Analyze image colors using Python

Recently, I got an idea to analyze a specific type of graphic. Flags. I wanted to create a simple dataset of what colors the flags are made up of and in what proportions (colors) they occur. It sounds like a data science task, so I did it using Python.

I wrote a program where you specify a directory, and it gives you a JSON with information about each image file found in this directory. In this post, I will focus only on the image analysis itself.

To do it I needed two libraries:

First, I had to get the images from the directory.

import os

directory = "{your_directory_with_images}"

for dirpath, _, filenames in os.walk(directory):
    filenames_to_process = len(filenames)
    for f in filenames:
        img_path = os.path.abspath(os.path.join(dirpath, f))
        filename = os.path.basename(f)
        colors = self.get_colors(img_path)
        file_dict = self.create_image_entry(colors, filename)
        collection.append(file_dict)
    return collection

All the magic happens in the get_colors function.

def get_colors(img_path):
    img = Image.open(img_path).convert("RGBA")
    return extcolors.extract_from_image(img, tolerance=33, limit=10)

We need to preprocess the image to a format that is supported by the extcolors library. Every file in the directory needs to be converted using the open method from the Image class (PIL library). Then the file will be processed using the extract_from_image function from the extcolors library. Here we pass three arguments: image file, tolerance, and limit. First one is mandatory, next two are optional. tolerance is used to group colors and give you a better visual representation. Even If you use a high quality image with a large resolution, there might a small artifacts that can mess up the results. I experimented a bit with this, and the 33 worked the best in my scenario. I also limited the extracted colors to 10. I didn’t want to calculate colors that had a tiny representation in the image.

Here’s the example result of one of the processed images:

([((255, 255, 255), 2427354), ((0, 53, 128), 1576486)], 4003840)

The result consists of two elements: array of tuples with colors and number of pixels, sum of pixels of which the image is composed. In the example above, we can see that the image has two colors and consists of 4003840 pixels.

My next step was to prepare a JSON with results.

def create_image_entry(colors, file_name):
    total_pixels = colors[1]
    image_dict = {'file_name': file_name}
    image_colors = [{'colorCode': str(index), 'percent': round(color / total_pixels * 100)} for index, color in
                    colors[0] if round(color / total_pixels * 100) >= 1]
    image_dict['img_colors'] = image_colors

    return image_dict

For each image, I create a dictionary with two keys: file_name and img_colors.
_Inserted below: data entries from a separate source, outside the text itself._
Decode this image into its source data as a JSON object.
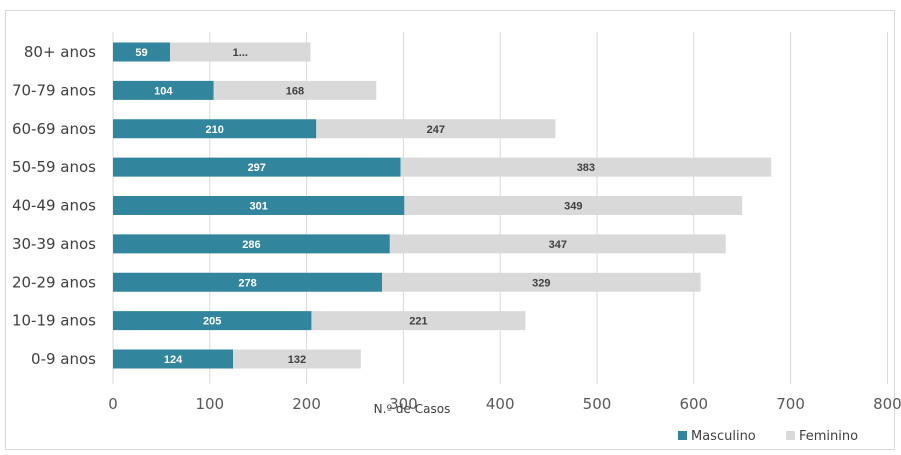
{
  "chart_data": {
    "type": "bar",
    "orientation": "horizontal",
    "stacked": true,
    "categories": [
      "80+ anos",
      "70-79 anos",
      "60-69 anos",
      "50-59 anos",
      "40-49 anos",
      "30-39 anos",
      "20-29 anos",
      "10-19 anos",
      "0-9 anos"
    ],
    "series": [
      {
        "name": "Masculino",
        "color": "#31859c",
        "values": [
          59,
          104,
          210,
          297,
          301,
          286,
          278,
          205,
          124
        ],
        "labels": [
          "59",
          "104",
          "210",
          "297",
          "301",
          "286",
          "278",
          "205",
          "124"
        ]
      },
      {
        "name": "Feminino",
        "color": "#d9d9d9",
        "values": [
          145,
          168,
          247,
          383,
          349,
          347,
          329,
          221,
          132
        ],
        "labels": [
          "1...",
          "168",
          "247",
          "383",
          "349",
          "347",
          "329",
          "221",
          "132"
        ]
      }
    ],
    "title": "",
    "xlabel": "N.º de Casos",
    "ylabel": "",
    "xlim": [
      0,
      800
    ],
    "xticks": [
      "0",
      "100",
      "200",
      "300",
      "400",
      "500",
      "600",
      "700",
      "800"
    ],
    "grid": true,
    "legend_position": "bottom-right"
  }
}
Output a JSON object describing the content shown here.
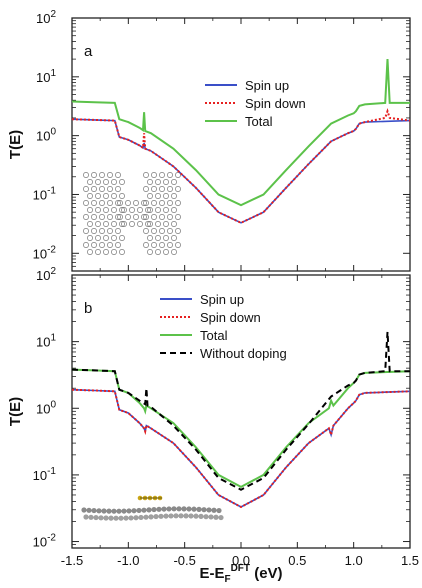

The latter is an array of objects, and each of them has a color code in RGB format and a calculated percent value. This indicator shows how much of the image a color occupies. Below is the result JSON with all the information I wanted. In this case, the analysis concerns the Finland flag.

[
  {
    "file_name": "fi.png",
    "img_colors": [
      {"colorCode": "(255, 255, 255)", "percent": 61},
      {"colorCode": "(0, 53, 128)", "percent": 39}]
  }
]

Now it was easy to download all country flags, put them in one directory, and run the script for each of them. I made a website with a visualization of my results.